We’ll start with the speed bump/hump

It is believed that the first appearance of speed humps came into being in 1906 in Chatham, New Jersey
(USA) when the New York times reported that the municipality planned to raise the crosswalks by five
inches in order to slow motor vehicle traffic so as to provide further safety for pedestrians crossing the
roads. At the time, the average vehicle’s top speed was around 48km/h (30mph). Pretty hilarious when you
consider that 120 years later cars are zooming around on highways at legal speeds of 120km/h. However, the
difference between then and now is the braking distance. Cars of old had extremely poor braking capabilities
whereas now a car travelling at 60km/h has an average braking speed of 6.87 seconds.
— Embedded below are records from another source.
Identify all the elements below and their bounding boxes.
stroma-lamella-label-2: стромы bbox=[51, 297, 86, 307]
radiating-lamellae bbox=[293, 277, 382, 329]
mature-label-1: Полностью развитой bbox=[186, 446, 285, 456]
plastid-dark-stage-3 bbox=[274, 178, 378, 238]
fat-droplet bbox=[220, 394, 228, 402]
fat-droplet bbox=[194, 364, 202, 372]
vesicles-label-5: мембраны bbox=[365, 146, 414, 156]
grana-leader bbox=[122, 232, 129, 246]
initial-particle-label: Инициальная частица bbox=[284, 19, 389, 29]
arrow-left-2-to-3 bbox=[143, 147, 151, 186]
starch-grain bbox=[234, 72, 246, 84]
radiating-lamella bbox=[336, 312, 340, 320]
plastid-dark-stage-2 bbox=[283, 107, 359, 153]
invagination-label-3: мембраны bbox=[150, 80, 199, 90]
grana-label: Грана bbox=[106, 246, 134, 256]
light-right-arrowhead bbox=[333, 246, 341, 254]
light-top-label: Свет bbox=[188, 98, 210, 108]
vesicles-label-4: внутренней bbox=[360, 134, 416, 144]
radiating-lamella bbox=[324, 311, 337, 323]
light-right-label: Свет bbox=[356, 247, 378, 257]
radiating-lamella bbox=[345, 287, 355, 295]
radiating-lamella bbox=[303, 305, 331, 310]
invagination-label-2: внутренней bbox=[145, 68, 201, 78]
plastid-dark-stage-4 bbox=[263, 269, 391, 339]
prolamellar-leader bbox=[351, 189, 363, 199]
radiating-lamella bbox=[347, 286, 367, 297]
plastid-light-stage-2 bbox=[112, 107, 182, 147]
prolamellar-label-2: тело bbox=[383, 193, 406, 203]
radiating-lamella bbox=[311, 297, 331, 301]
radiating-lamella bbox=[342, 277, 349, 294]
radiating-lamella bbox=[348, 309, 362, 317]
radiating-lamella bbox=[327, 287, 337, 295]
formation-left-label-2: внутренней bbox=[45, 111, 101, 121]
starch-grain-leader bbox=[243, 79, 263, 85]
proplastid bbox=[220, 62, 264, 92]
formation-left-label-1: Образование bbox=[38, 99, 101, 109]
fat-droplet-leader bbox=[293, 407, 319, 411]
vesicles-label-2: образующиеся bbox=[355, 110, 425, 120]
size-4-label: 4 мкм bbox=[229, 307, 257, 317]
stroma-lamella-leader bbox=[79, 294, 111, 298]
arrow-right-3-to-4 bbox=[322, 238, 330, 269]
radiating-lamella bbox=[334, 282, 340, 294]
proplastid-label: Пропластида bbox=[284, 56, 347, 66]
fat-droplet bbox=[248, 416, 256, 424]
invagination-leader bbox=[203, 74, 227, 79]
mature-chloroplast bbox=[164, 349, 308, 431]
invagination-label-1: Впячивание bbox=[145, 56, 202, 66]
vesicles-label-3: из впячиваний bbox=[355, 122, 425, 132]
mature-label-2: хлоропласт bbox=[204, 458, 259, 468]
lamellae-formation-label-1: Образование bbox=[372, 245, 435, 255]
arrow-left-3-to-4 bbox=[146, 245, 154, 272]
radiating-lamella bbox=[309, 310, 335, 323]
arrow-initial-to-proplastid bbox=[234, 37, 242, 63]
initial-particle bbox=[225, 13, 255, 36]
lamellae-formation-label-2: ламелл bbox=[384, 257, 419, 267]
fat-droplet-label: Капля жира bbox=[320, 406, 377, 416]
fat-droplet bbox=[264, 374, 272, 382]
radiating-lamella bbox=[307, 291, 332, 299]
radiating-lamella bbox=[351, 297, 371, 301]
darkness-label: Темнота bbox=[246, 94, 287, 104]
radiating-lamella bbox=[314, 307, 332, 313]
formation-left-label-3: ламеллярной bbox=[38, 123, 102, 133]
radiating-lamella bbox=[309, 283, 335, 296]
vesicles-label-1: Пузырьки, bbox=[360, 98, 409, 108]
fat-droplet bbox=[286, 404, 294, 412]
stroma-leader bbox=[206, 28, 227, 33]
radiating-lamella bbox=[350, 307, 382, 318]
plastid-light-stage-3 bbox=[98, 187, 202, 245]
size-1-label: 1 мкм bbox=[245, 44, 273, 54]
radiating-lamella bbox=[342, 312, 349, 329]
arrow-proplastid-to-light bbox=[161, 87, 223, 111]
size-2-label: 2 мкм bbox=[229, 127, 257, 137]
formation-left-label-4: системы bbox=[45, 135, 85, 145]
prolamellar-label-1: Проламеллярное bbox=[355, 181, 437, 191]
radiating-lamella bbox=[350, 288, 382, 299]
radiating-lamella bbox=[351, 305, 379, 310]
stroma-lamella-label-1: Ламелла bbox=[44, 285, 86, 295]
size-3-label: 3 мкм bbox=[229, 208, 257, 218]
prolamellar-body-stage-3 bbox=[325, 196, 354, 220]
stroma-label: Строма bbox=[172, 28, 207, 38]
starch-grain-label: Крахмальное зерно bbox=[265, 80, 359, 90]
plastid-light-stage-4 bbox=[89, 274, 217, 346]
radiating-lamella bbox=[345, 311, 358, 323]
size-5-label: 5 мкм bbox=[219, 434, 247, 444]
Traffic circles, or roundabouts as they are known across the world, have been with us for centuries. Think
the Circus in Bath, Somerset, England (1768), the famous Arc de Triomphe in Paris, France (1780) or
Monument Circle in Indianapolis, Indiana (1821). That last one brings to mind the Indy 500. Guess they
really like their big circles over there.

Moving on.

These first roundabouts, however, were huge and designed as a means to regulate enormous traffic flow. As
a result, they weren’t very widely used at all. In fact, it was only in the 1960’s when Frank Blackmore, a
British airman and traffic engineer, on behalf of the UK’s Transport Research Laboratory developed and
invented the ‘mini roundabout’ that the roundabout we are all familiar with today, came into being.